The Wage and Hour division of the Department of Labor, tasked with overseeing compliance of the Federal Fair Labor Standards Act which regulates company compliance with wage and hour laws, recently issued an opinion letter permitting employers to schedule their employees to work 9 days in a two-week period, without paying overtime.
Under the Fair Labor Standards Act, employees who work in more than 40 hours per week are entitled to premium pay of time and a half for the hours worked in excess of 40. However, the Fair Labor Standards Act does not require the employer to use a calendar workweek when defining the company "workweek" for purposes of overtime pay.
A company wrote to the Department of Labor, seeking an opinion as to whether its proposed work schedule requires the company to pay its employees overtime. The proposed schedule divides Fridays in two parts and assigns each part of Friday to a different workweek. The workweek begins Friday at 11:31 a.m. and ends the next Friday at 11:30 a.m. As a result, the company could schedule employees to work 9 hours each day from Monday through Thursday of each week, and take every other Friday off.
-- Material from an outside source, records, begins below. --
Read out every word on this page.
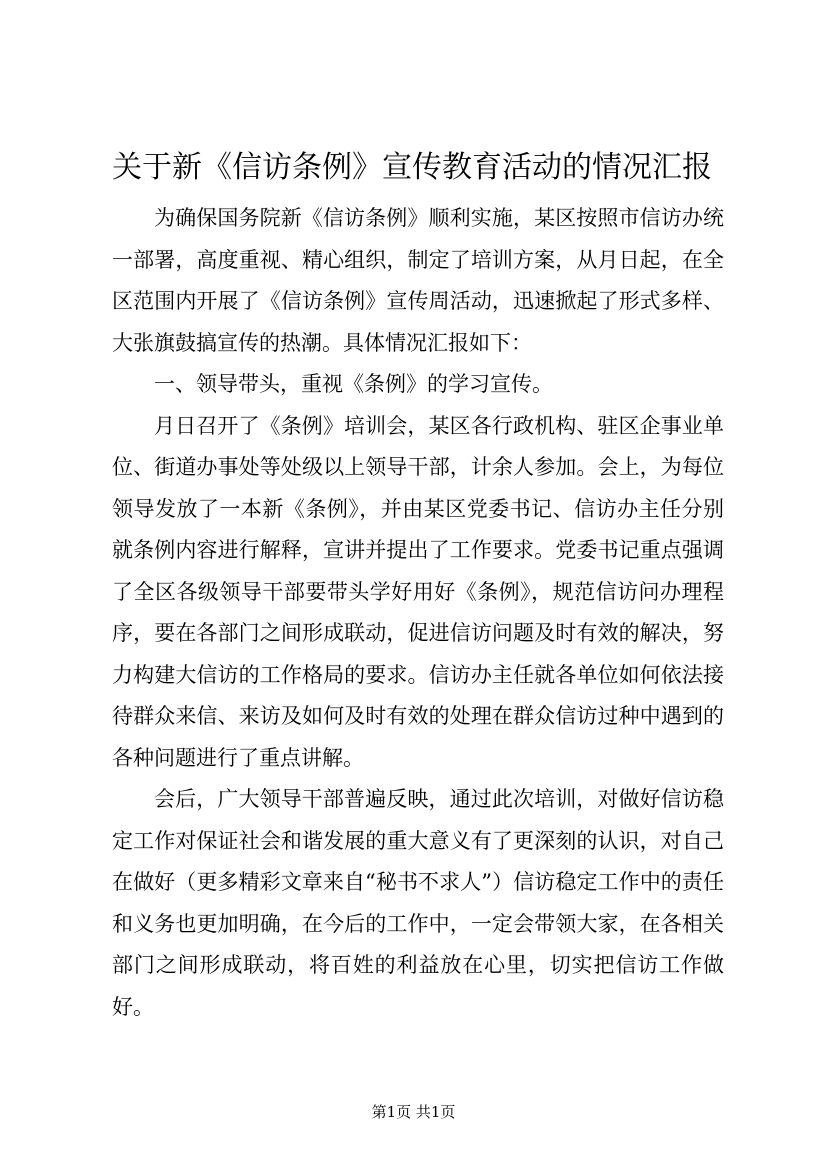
关于新《信访条例》宣传教育活动的情况汇报

为确保国务院新《信访条例》顺利实施，某区按照市信访办统一部署，高度重视、精心组织，制定了培训方案，从月日起，在全区范围内开展了《信访条例》宣传周活动，迅速掀起了形式多样、大张旗鼓搞宣传的热潮。具体情况汇报如下：

一、领导带头，重视《条例》的学习宣传。

月日召开了《条例》培训会，某区各行政机构、驻区企事业单位、街道办事处等处级以上领导干部，计余人参加。会上，为每位领导发放了一本新《条例》，并由某区党委书记、信访办主任分别就条例内容进行解释，宣讲并提出了工作要求。党委书记重点强调了全区各级领导干部要带头学好用好《条例》，规范信访问办理程序，要在各部门之间形成联动，促进信访问题及时有效的解决，努力构建大信访的工作格局的要求。信访办主任就各单位如何依法接待群众来信、来访及如何及时有效的处理在群众信访过种中遇到的各种问题进行了重点讲解。

会后，广大领导干部普遍反映，通过此次培训，对做好信访稳定工作对保证社会和谐发展的重大意义有了更深刻的认识，对自己在做好（更多精彩文章来自“秘书不求人”）信访稳定工作中的责任和义务也更加明确，在今后的工作中，一定会带领大家，在各相关部门之间形成联动，将百姓的利益放在心里，切实把信访工作做好。

第1页 共1页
When the employees do not work Friday, they are within the federal overtime guidelines for the calendar week. When the employees work Friday, they work in excess of 40 hours per calendar week and (absent this opinion letter) would be entitled to overtime pay for all hours worked in excess of 40.
Even though the employer's creative definition of a "workweek" results in employees working 44 hours in a calendar week, the Department approved the practice stating that an employer is free to define a workweek that does not coincide with a calendar week, so long as the workweek is a fixed and recurring 168-hour period.
It remains to be seen whether California state wage and hour laws will be interpreted in the same manner. The laws in California are different - requiring overtime for an employee who works in excess of 8 hours per day or 40 hours per week. An exception to this rule in California applies to employees (where both the employee and employer consent) who work "alternative work schedules." A permissible alternative work schedule in California is four 10-hour days per week. Given California's differing laws, it is difficult to determine whether California's Department of Labor will follow its Federal counterpart.
Failure to comply with wage and hour laws can subject a company to large class action liability. Failure to comply with wage and hour laws require payments of daily premiums, per paycheck penalties, and continued payment of wages after termination. These penalties add up quickly and can be counted back by a court for four years.